Thèse de doctorat en Esthétique

Sous la direction de Alain Milon.

Soutenue le 15-12-2017

à Paris 10 , dans le cadre de École doctorale Lettres, langues, spectacles (Nanterre) , en partenariat avec Histoire des arts et des représentations (Nanterre) (laboratoire) .

Le président du jury était Kuan-Min Huang.

Le jury était composé de Alain Milon, Kuan-Min Huang, Shu-Ling Stéphanie Tsai, Joëlle Prungnaud.

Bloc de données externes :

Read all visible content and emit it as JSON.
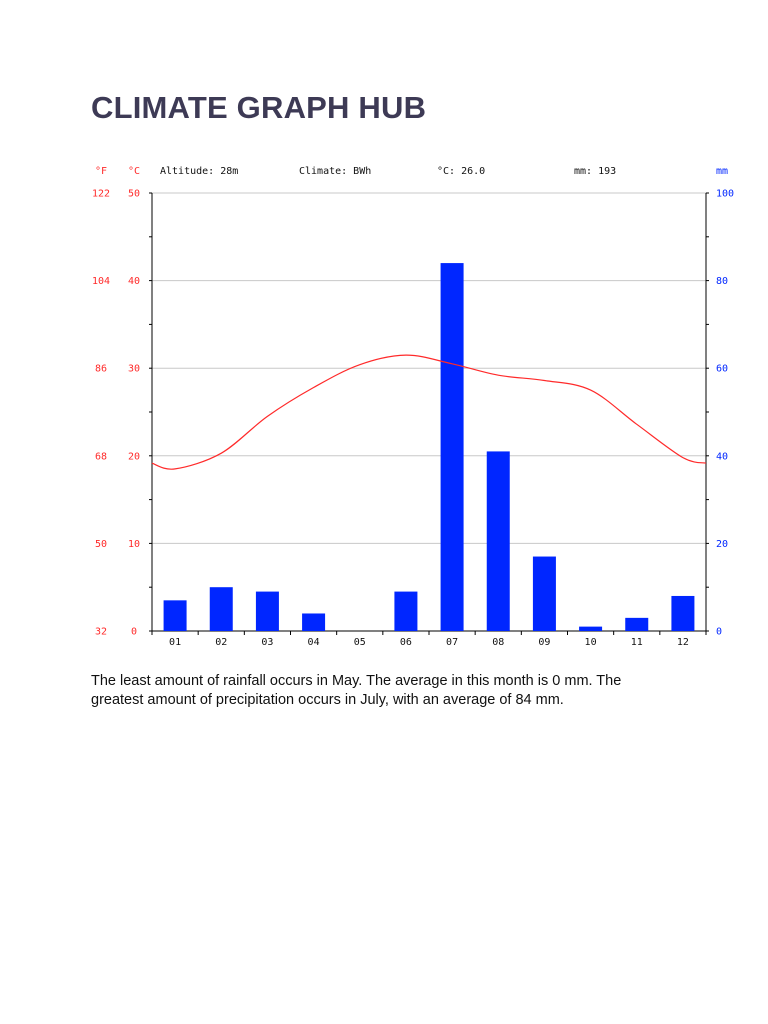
{
  "page": {
    "title": "CLIMATE GRAPH HUB"
  },
  "chart_data": {
    "type": "bar",
    "header": {
      "altitude": "Altitude: 28m",
      "climate": "Climate: BWh",
      "temperature": "°C: 26.0",
      "precipitation": "mm: 193"
    },
    "units": {
      "fahrenheit": "°F",
      "celsius": "°C",
      "precipitation": "mm"
    },
    "categories": [
      "01",
      "02",
      "03",
      "04",
      "05",
      "06",
      "07",
      "08",
      "09",
      "10",
      "11",
      "12"
    ],
    "series": [
      {
        "type": "bar",
        "axis": "right",
        "color": "#0026ff",
        "values": [
          7,
          10,
          9,
          4,
          0,
          9,
          84,
          41,
          17,
          1,
          3,
          8
        ]
      },
      {
        "type": "line",
        "axis": "left",
        "color": "#ff2a2a",
        "values": [
          18.5,
          20.3,
          24.5,
          27.8,
          30.4,
          31.5,
          30.5,
          29.2,
          28.6,
          27.5,
          23.6,
          19.8
        ]
      }
    ],
    "y_left_celsius": {
      "range": [
        0,
        50
      ],
      "ticks": [
        0,
        10,
        20,
        30,
        40,
        50
      ]
    },
    "y_left_fahrenheit": {
      "ticks": [
        32,
        50,
        68,
        86,
        104,
        122
      ]
    },
    "y_right_mm": {
      "range": [
        0,
        100
      ],
      "ticks": [
        0,
        20,
        40,
        60,
        80,
        100
      ]
    },
    "grid": true,
    "colors": {
      "temperature_axis": "#ff2a2a",
      "precipitation_axis": "#0026ff",
      "grid": "#c8c8c8"
    }
  },
  "caption": "The least amount of rainfall occurs in May. The average in this month is 0 mm. The greatest amount of precipitation occurs in July, with an average of 84 mm."
}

Les rapporteurs étaient Shu-Ling Stéphanie Tsai, Joëlle Prungnaud.


  • Résumé

    Si l’ineffable est tenu pour le paradoxe emblématique dans la secte zen de la religion bouddhique, il semble que le rétrécissement du langage se manifeste dans la mesure de l’interprétation de buddhadhātu (la bouddheité ; nature de bouddha). Il est donc évident que le zen admet à la fois une lacune de langage et une sorte de mouvement permanent de phénomène entraînant ainsi, selon le terme sanskrit du bouddhisme, un sentiment de śūnyatā (la vacuité). Cette absence de la substance permanente ou ce désir d’échapper à la réalité physique nous permettrait de l’associer naturellement non seulement à l’ineffable vide chez Henri Michaux (1899-1984), mais également à ses créations issues de l’inconscient pour reconstituer un espace sacré dans son dedans. À partir de ce constat, notre recherche tente, en se focalisant sur cette dialectique entre macrocosme et microcosme, d’aborder un esprit oriental qui pourrait remonter à sa source religieuse, et s’approcher plus tard de tous les domaines esthétiques. En effet, les empreintes de la mystique orientale (hindouisme, taoïsme, bouddhisme, etc.) dans l’univers spirituel de Michaux apportent déjà un autre regard vis-à-vis de ses procédés ésotériques et nous dévoileraient même quelque chose à la fois de l’ordre de l’ineffable et de l’invisible.

  • Titre traduit

    The figure of the space in the zen buddhism of Henri Michaux


  • Résumé

    When the ineffable is widely considered the symbolic paradox in the Zen school of Buddhism, it seems that the narrowness of language has been thus demonstrated in the realm of interpretation of buddhadhātu (buddha-nature). Therefore, the Zen has been characterized by its emphasis on both the rupture of language and a permanent movement of phenomena, which leads probably to a kind of sense of śūnyatā (emptiness). This impermanence of substance or this strong feeling to escape from the physical reality allows us, in this way, to associate it, not only with l’ineffable vide (the ineffable void) of Henri Michaux (1899-1984), but also with his creation driven by the unconsciousness in order to rebuild a sacred space in his dedans (inside).From this perspective, this study aims, by focusing on the dialectic between macrocosm and microcosm, to approach an Oriental spirit which could be traced back to its religious source and gradually permeate through all kinds of aesthetic fields. The stamps of some Oriental mystic thoughts (Hinduism, Taoism, Buddhism, etc.) in the spiritual world of Michaux have, moreover, brought another point of view towards his esoteric technique and revealed to us something ineffable as well as invisible.